Doch noch ein anderer Hinweis wäre hinsichtlich der lustvollen und heiteren Bilder Völkers sicher angebracht: die Nähe zum Werk von Charles Crodel. Dieser kam zwar erst im Januar 1927 nach Halle auf den Giebichenstein, aber die zeichnerische Frische, der vielgerühmte Schwung seines Strichs, die gelöste, offene Formgebung und das Affektlose seines Schaffens, dürften dem nur fünf Jahre jüngeren Völker nicht verborgen geblieben sein. Crodel kam von Munch und Kirchner und hatte Anregungen von Kokoschka aufgenommen.
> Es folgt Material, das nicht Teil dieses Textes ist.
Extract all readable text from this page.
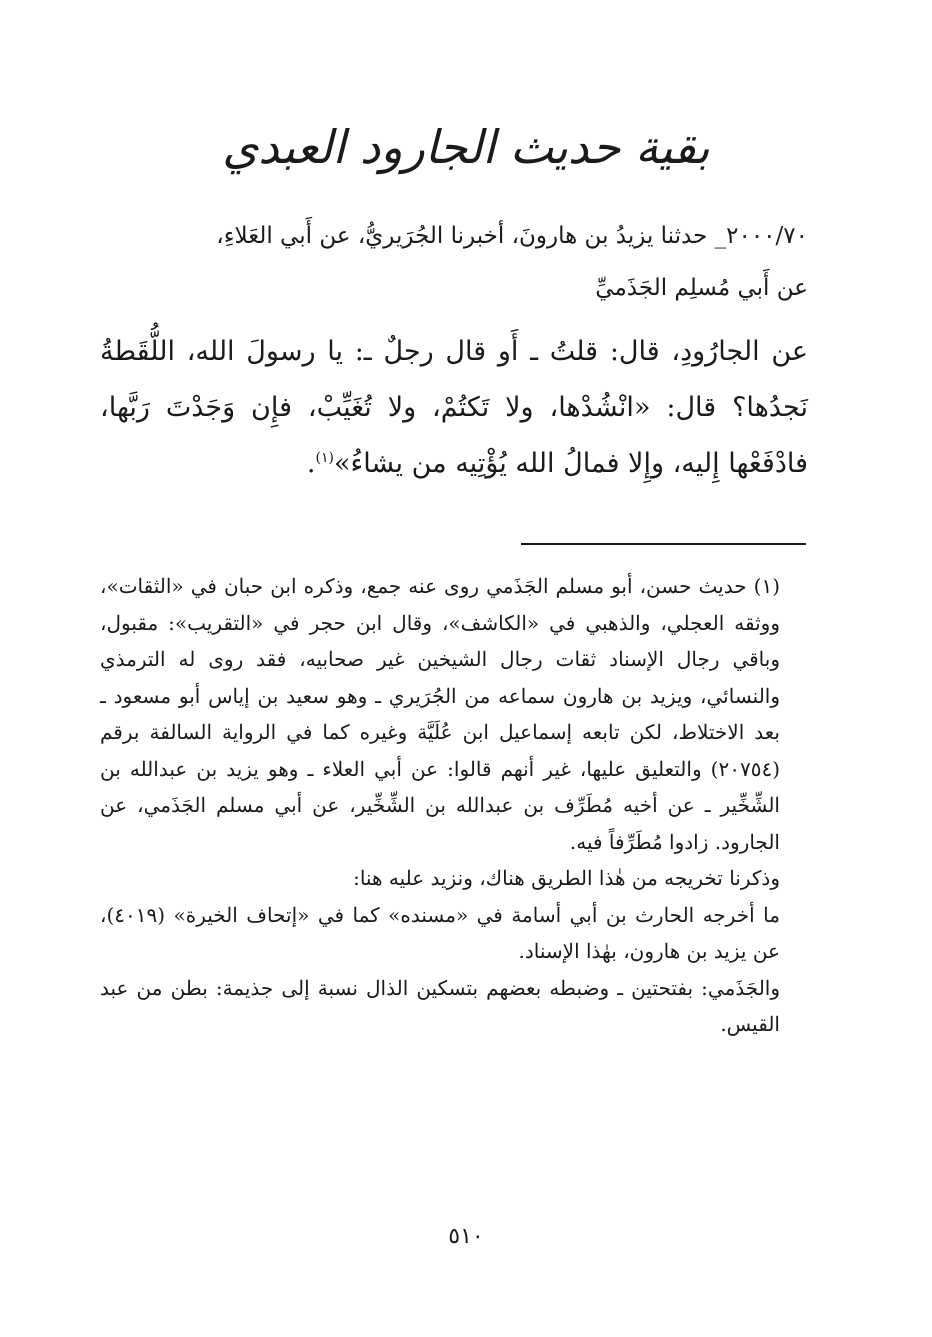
بقية حديث الجارود العبدي
٢٠٠٠/٧٠_ حدثنا يزيدُ بن هارونَ، أخبرنا الجُرَيريُّ، عن أَبي العَلاءِ،
عن أَبي مُسلِم الجَذَميِّ

عن الجارُودِ، قال: قلتُ ـ أَو قال رجلٌ ـ: يا رسولَ الله، اللُّقَطةُ نَجدُها؟ قال: «انْشُدْها، ولا تَكتُمْ، ولا تُغَيِّبْ، فإِن وَجَدْتَ رَبَّها، فادْفَعْها إِليه، وإِلا فمالُ الله يُؤْتِيه من يشاءُ»$^{(١)}$.

(١) حديث حسن، أبو مسلم الجَذَمي روى عنه جمع، وذكره ابن حبان في «الثقات»، ووثقه العجلي، والذهبي في «الكاشف»، وقال ابن حجر في «التقريب»: مقبول، وباقي رجال الإسناد ثقات رجال الشيخين غير صحابيه، فقد روى له الترمذي والنسائي، ويزيد بن هارون سماعه من الجُرَيري ـ وهو سعيد بن إياس أبو مسعود ـ بعد الاختلاط، لكن تابعه إسماعيل ابن عُلَيَّة وغيره كما في الرواية السالفة برقم (٢٠٧٥٤) والتعليق عليها، غير أنهم قالوا: عن أبي العلاء ـ وهو يزيد بن عبدالله بن الشِّخِّير ـ عن أخيه مُطَرِّف بن عبدالله بن الشِّخِّير، عن أبي مسلم الجَذَمي، عن الجارود. زادوا مُطَرِّفاً فيه.

وذكرنا تخريجه من هٰذا الطريق هناك، ونزيد عليه هنا:

ما أخرجه الحارث بن أبي أسامة في «مسنده» كما في «إتحاف الخيرة» (٤٠١٩)، عن يزيد بن هارون، بهٰذا الإسناد.

والجَذَمي: بفتحتين ـ وضبطه بعضهم بتسكين الذال نسبة إلى جذيمة: بطن من عبد القيس.

٥١٠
Seine Schüler hatte er darauf hingelenkt, „das Leben vornehmlich in sonnigen Gefilden zu sehen oder ihm dort nachzuspüren, wo Dämmerung und Nacht den Blick zu den Sternen erheben“, wie es einer der Crodel-Schüler formulierte. Crodel besaß noch eine „natürliche Naivität“. Und nicht die rohe und manchmal grausame Wirklichkeit steht im Mittelpunkt seiner Malerei. Das Ideal im wahrgenommenen Naturausschnitt zu sehen, war ihm wichtig. Crodel und Völker, es waren womöglich zwei gegensätzliche Naturen. Aber vielleicht genügte es Völker nicht, die Kunst allein mit dem politischen Kampf zu verbinden, vielleicht war es ihm auch ein Anliegen, ein gewisses Glück und Wohlbehagen zu verkünden, eine Kunst voller Gleichgewicht, Reinheit, Ruhe. „Mit einem Blick aus der Wirrnis in die Harmonie gezogen und von ihr gefesselt zu sein“, um es mit Worten von Hans Purrmann zu umschreiben.

Jedenfalls offenbart Karl Völker mit seinen Strandbildern auf eine aufrichtige Weise, „leise und eindringlich“ wohl, eine Sehweise, die auf die tiefe Heiterkeit der Kunst gerichtet ist.